Philosophy is an activity. Before it is an area of study or method of inquiry, before it is a received set of ideas or a canon of certain books, it is an activity that many people find themselves involved in. It is activity which involves reflecting on your life, it is an activity which attempts to synthesize all your beliefs and observations into a synoptic vision of how the world is, it is an activity which criticizes certain ways of going about life and attempts to conserve others.

Philosophy is an activity which accompanies other activities. In Plato’s dialogue, Ion, Socrates, with his tongue firmly in his cheek, criticizes poets and composers of stories because they have no craft of their own, and they claim to be a jack-of-all-trades, writing about chariot making one day, then about tactics of warfare then next, then about the inner workings of fate, the gods and romance. The irony here, is that philosophy too, finds it tricky to articulate exactly what it’s subject matter is. You can study Political Philosophy, Philosophy of Mind, Philosophy of Physics, Philosophy or Art and Philosophy of Language – what do politics, mind, physics, art and language all have in common? The tempting answer is – nothing. This is because philosophy is not a subject matter, but is something which accompanies other more concrete and meaningful thought. As you think about art, politics etc, philosophy pops its head up. This is what the Danto quote is getting at above – ‘philosophy is the DNA of thought’.

I think this (brief!) description fits with the impressions I have gotten from my students over the past year, and accounts for the mixture of curiosity, satisfaction and frustration I have seen in their faces.

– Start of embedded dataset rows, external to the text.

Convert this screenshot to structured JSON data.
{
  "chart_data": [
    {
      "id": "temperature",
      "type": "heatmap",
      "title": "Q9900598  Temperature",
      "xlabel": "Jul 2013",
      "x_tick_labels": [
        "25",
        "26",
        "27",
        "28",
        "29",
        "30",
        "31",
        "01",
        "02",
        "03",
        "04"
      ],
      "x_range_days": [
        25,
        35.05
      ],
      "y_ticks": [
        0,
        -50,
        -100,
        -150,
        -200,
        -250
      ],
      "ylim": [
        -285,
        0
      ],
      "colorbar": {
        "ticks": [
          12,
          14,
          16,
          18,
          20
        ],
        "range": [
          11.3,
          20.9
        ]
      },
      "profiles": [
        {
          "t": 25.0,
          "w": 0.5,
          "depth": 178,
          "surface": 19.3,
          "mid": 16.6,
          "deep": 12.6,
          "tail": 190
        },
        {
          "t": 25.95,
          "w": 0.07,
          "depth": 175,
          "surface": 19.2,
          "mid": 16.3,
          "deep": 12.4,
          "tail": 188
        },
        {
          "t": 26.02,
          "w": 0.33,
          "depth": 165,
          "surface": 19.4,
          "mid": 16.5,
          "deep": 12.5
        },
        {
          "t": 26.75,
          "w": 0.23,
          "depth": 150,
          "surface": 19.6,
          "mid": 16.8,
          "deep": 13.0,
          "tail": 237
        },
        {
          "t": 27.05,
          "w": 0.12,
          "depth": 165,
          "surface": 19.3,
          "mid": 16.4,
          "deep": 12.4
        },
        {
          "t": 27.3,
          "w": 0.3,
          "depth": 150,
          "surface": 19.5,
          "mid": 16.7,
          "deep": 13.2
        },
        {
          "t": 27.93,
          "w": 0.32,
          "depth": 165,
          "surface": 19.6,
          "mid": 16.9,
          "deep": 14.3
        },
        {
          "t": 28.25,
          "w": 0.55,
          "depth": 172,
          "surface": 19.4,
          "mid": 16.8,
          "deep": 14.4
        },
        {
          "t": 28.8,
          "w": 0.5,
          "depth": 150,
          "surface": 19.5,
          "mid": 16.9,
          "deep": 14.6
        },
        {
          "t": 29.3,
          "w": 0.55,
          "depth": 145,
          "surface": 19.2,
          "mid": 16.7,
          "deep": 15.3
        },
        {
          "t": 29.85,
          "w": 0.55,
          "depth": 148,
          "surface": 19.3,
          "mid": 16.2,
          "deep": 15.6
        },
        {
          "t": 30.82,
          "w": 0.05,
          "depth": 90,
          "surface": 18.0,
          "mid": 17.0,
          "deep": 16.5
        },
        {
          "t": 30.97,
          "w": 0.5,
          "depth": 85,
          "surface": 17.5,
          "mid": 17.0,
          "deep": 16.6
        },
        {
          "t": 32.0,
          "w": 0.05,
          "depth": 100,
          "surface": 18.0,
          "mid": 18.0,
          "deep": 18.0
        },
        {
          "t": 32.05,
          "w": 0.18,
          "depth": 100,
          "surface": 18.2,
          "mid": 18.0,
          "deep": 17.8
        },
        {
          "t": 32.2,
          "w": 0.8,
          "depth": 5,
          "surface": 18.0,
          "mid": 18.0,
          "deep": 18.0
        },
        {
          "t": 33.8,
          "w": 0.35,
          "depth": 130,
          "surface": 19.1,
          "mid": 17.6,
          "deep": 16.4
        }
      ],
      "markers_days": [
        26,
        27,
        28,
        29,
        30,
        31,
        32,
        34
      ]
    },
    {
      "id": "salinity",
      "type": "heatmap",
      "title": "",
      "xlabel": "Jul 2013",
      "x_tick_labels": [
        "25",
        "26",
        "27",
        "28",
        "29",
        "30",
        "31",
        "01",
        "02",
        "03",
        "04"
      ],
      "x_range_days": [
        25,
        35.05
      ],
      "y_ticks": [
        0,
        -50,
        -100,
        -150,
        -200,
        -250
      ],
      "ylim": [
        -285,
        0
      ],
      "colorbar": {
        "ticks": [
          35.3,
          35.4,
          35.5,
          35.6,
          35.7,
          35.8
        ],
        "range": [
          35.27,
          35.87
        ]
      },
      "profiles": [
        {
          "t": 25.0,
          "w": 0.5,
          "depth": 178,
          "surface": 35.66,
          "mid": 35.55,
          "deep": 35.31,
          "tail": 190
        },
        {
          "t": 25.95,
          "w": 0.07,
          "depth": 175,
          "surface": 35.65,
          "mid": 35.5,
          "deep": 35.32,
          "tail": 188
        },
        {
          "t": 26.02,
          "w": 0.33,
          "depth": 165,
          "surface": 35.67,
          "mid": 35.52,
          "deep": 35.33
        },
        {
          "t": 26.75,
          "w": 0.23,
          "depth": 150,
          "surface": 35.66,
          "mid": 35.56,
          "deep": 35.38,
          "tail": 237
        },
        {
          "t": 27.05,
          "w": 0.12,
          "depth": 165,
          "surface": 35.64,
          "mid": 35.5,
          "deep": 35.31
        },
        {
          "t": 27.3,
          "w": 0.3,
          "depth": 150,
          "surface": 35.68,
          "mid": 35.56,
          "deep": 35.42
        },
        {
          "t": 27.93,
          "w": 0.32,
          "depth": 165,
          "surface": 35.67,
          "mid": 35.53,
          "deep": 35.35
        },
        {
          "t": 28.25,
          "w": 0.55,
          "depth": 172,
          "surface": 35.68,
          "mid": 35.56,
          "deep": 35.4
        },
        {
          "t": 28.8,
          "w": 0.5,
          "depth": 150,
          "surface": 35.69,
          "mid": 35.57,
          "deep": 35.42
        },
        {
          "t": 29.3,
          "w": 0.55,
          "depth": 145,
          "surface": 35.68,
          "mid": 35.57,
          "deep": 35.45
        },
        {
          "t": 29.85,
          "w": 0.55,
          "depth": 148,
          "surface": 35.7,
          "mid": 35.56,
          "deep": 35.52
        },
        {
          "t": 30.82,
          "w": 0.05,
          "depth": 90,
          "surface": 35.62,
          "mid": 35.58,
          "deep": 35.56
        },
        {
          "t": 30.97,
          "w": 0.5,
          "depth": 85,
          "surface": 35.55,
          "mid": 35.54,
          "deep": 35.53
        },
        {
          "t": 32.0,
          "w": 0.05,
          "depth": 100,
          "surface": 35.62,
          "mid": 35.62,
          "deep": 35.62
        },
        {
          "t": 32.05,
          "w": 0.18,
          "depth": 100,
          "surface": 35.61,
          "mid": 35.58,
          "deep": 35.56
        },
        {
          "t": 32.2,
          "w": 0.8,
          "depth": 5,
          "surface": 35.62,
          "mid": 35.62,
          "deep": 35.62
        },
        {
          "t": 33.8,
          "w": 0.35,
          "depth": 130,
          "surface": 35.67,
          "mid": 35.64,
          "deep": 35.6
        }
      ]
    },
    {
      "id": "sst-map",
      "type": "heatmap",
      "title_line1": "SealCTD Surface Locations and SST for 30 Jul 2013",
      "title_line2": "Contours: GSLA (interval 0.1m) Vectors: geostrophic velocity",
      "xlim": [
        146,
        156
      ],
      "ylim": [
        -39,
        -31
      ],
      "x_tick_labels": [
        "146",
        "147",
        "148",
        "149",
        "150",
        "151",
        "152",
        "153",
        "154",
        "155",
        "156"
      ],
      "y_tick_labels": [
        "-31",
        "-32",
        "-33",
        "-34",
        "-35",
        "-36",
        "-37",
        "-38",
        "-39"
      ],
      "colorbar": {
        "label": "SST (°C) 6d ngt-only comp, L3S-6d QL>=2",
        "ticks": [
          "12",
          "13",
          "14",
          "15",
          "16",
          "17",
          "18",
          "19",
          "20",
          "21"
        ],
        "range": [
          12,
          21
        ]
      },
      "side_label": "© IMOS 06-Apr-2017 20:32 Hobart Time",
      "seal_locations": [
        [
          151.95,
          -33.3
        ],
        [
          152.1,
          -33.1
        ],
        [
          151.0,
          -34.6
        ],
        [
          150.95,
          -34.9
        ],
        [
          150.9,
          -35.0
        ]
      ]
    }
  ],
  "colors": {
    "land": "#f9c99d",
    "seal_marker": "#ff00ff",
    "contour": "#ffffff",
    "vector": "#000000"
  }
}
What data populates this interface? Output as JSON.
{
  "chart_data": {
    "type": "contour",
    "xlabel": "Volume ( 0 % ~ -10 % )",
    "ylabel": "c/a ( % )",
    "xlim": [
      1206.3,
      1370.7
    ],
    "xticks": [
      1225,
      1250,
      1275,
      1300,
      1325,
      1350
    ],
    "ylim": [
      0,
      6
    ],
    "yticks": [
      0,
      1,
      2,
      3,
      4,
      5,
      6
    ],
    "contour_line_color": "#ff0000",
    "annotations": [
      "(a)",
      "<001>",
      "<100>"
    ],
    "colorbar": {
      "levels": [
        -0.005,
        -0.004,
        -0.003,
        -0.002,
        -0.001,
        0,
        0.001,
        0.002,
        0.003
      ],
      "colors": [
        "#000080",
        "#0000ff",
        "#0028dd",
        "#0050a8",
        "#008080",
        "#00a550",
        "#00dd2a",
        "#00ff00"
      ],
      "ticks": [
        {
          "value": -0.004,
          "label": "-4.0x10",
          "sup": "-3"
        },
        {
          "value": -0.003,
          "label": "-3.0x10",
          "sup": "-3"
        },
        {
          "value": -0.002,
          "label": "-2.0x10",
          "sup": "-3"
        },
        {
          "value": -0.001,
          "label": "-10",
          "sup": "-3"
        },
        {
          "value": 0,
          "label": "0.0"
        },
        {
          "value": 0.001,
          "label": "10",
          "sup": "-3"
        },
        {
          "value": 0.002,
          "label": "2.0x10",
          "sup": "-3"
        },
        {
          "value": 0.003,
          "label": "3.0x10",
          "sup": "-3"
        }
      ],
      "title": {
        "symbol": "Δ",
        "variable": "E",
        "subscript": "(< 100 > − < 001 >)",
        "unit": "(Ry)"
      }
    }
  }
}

Philosophy is extremely satisfying when it opens up a subject area to you, when it clarifies another particular concrete discourse, or when it is orientated towards concerns you have felt pull on you and questions that have presented themselves to you in your everyday life. I think it can be frustrating when it is removed from concerns you have ever had, or discourses you think are particularly important. In this way, it actually requires quite a lot from its participants.

The promise of the Danto quote is that there is an astonishingly sparse number of components to philosophy. Once you get into it, there are thought patterns, concepts and reasons which are transferable and manage to crop up in a lot of other thinking. A comforting idea to those new to the game, and a promise that philosophy needn’t only be an academic activity!